Si è sempre saputo che
Skinner è un fan di Scully, comunque.
Deglutisco.
“E’ … è qui con me” espiro
a fatica.
Il vicedirettore non parla
e non commenta, per il momento.
Lo sento sospirare
dall’altro capo del telefono, non più ‘accusatorio’ ma… deluso.
Medito di chiedere
spiegazioni ma mi interrompe domandando cauto ‘quando torna?’ .
“Sarò a Washington in
mattinata, Signore” lo rassicuro in fretta.
“Bene” commenta duro, per
nulla sollevato.
Che cazzo sta succedendo?
“Signore-” inizio.
‘L’Agente Scully è stata
sospesa dall’FBI’ mi interrompe ed è un secchio di acqua gelata sulla testa.
“COSA?” quasi urlo.
DIO.
‘Ha capito bene. E il
condirettore Kersh vuole vedere sia lei che Fowley appena sarete di ritorno.’
Il sangue mi sale alla
testa… non sono più agitato, ma spaventato a morte “Cosa sta succedendo
Signore?” domando esasperato “Perché hanno sospeso *Scully*?”
‘Lo domandi a lei’ mi
spegne secco, arrabbiato ‘e non boicotti questo appuntamento, Agente Mulder…’
pontifica ‘… si consideri avvertito.”
Senza darmi il tempo di
chiedere NIENTE mi attacca il telefono in faccia.
Rimango con gli occhi e la
bocca spalancati e la cornetta stretta tra le mani per secondi.

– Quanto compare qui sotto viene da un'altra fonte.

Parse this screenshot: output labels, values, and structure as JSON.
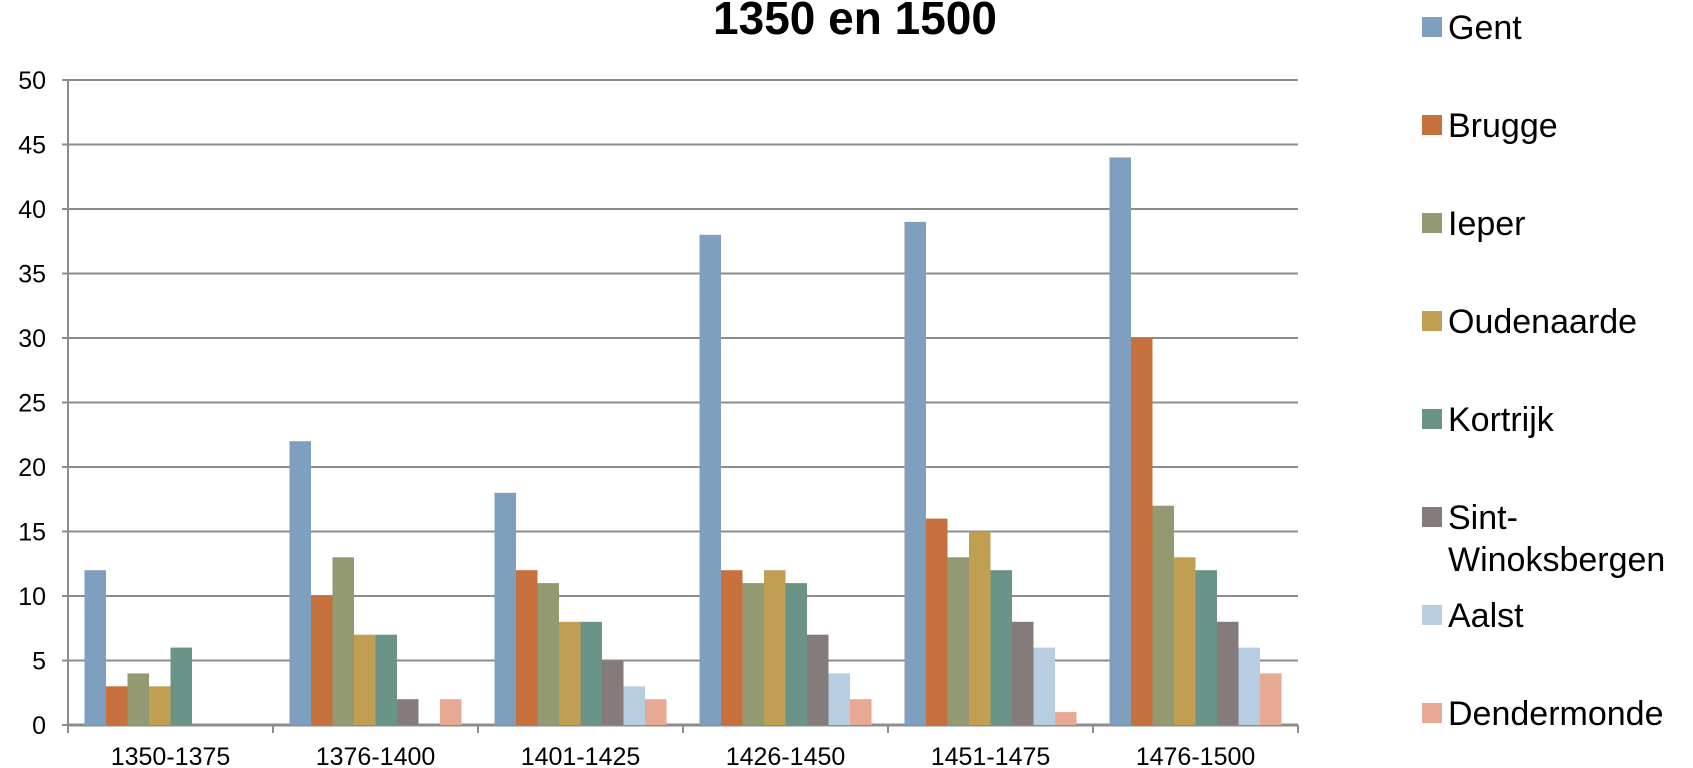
{
  "chart_data": {
    "type": "bar",
    "title": "1350 en 1500",
    "categories": [
      "1350-1375",
      "1376-1400",
      "1401-1425",
      "1426-1450",
      "1451-1475",
      "1476-1500"
    ],
    "ylim": [
      0,
      50
    ],
    "yticks": [
      0,
      5,
      10,
      15,
      20,
      25,
      30,
      35,
      40,
      45,
      50
    ],
    "grid": true,
    "legend_position": "right",
    "series": [
      {
        "name": "Gent",
        "color": "#7f9fbf",
        "values": [
          12,
          22,
          18,
          38,
          39,
          44
        ]
      },
      {
        "name": "Brugge",
        "color": "#c6703d",
        "values": [
          3,
          10,
          12,
          12,
          16,
          30
        ]
      },
      {
        "name": "Ieper",
        "color": "#939970",
        "values": [
          4,
          13,
          11,
          11,
          13,
          17
        ]
      },
      {
        "name": "Oudenaarde",
        "color": "#c09e52",
        "values": [
          3,
          7,
          8,
          12,
          15,
          13
        ]
      },
      {
        "name": "Kortrijk",
        "color": "#6a9487",
        "values": [
          6,
          7,
          8,
          11,
          12,
          12
        ]
      },
      {
        "name": "Sint-Winoksbergen",
        "color": "#857b7b",
        "values": [
          0,
          2,
          5,
          7,
          8,
          8
        ]
      },
      {
        "name": "Aalst",
        "color": "#b7cde1",
        "values": [
          0,
          0,
          3,
          4,
          6,
          6
        ]
      },
      {
        "name": "Dendermonde",
        "color": "#e7a894",
        "values": [
          0,
          2,
          2,
          2,
          1,
          4
        ]
      }
    ]
  }
}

Boccheggio mentre compongo
il numero di Scully.
Dio, sospesa - sospesa -
sospesa- sospesa- sospesa- sospesa- sospesa- sospesa- sospesa- sospesa – mi
ricorda il mio cervello annebbiato.
Dio. SAPEVO che era
successo qualcosa… lo sapevo!
Scully non risponde, cazzo.
Provo a casa: segreteria.
Provo e riprovo, respiro
affannato.
Hanno sospeso Scully?!?! –
mi domando completamente sbalordito -
Dio, avevo il sospetto che fosse successo qualcosa ma cazzo, SOSPESA?
Sto assorbendo la notizia
come se mi avessero appena comunicato che è caduta la torre di Pisa.
Solo, non è possibile.
Scatto in piedi.
Riprovo a chiamare, ma
nulla… non risponde.
Rispondi - rispondi-
rispondi- rispondi- rispondi CAZZO RISPONDI!!! – continuo e ripetere a tempo
con i incessanti squilli del telefono libero, mentre impreco e busso con
eccessiva veemenza alla porta del bagno.
“DIANA!”urlo.
Fuori di qui – penso… -
devo tornare indietro… devo trovare Scully….
Scully, cazzo… dove sei?
‘Si?’ dice piano e apre la
porta.
E’ pronta, quasi sospiro
dal sollievo.
“Muoviti, si torna a
Washington” ordino affannato.
Diana mi fissa con occhi
rotondi.
La ignoro e richiamo
Skinner.
Risponde al primo squillo.
‘Agente Mulder-’ inizia
esasperato.
“PERCHE’ HANNO SOSPESO
SCULLY?” Urlo.
Non ci sono cazzi, me lo
DEVE dire.
‘Mulder-’ ricomincia.
“PERCHE’?”
Skinner sospira ed io
impreco.
Cazzo, rischio le coronarie
qui.
Qualcuno DEVE parlare.
Mando disperazione via etere
perché il vicedirettore respira a fondo ed incomincia, con tono quasi
circospetto.. e questo fa aumentare la mia paura di 100 volte. ‘Due giorni fa l’Agente Scully è entrata in
un carcere federale senza autorizzazione’. E la sospendono per *questo*? – mi
domando sconvolto. ‘Voleva interrogare Jehenins che è-’
“So chi è!” taglio corto,
infastidito.
Il vicedirettore continua,
‘Jehnins è morto… poco dopo aver parlato con lei… si è siucidato’.
Cosa??!?
COSA?!?!?
‘.. e Kersh l’ha sospesa…
aspettava solo quello’ conclude sconfitto.
Cazzo, questa non è solo
una carognata.
Questa è, Dio… è la fine! –
realizzo, e gli occhi mi si gonfiano senza preavviso “Signore…? Ci-ci sarà
qualcosa che poss-”
‘NO’ mi blocca ed è una
lancia nel costato ‘non per il momento, no’ conferma e posso dire che non è più
che dispiaciuto.
E’ terrificato, come me.
Nessuno dei due sa cosa dire, a questo punto.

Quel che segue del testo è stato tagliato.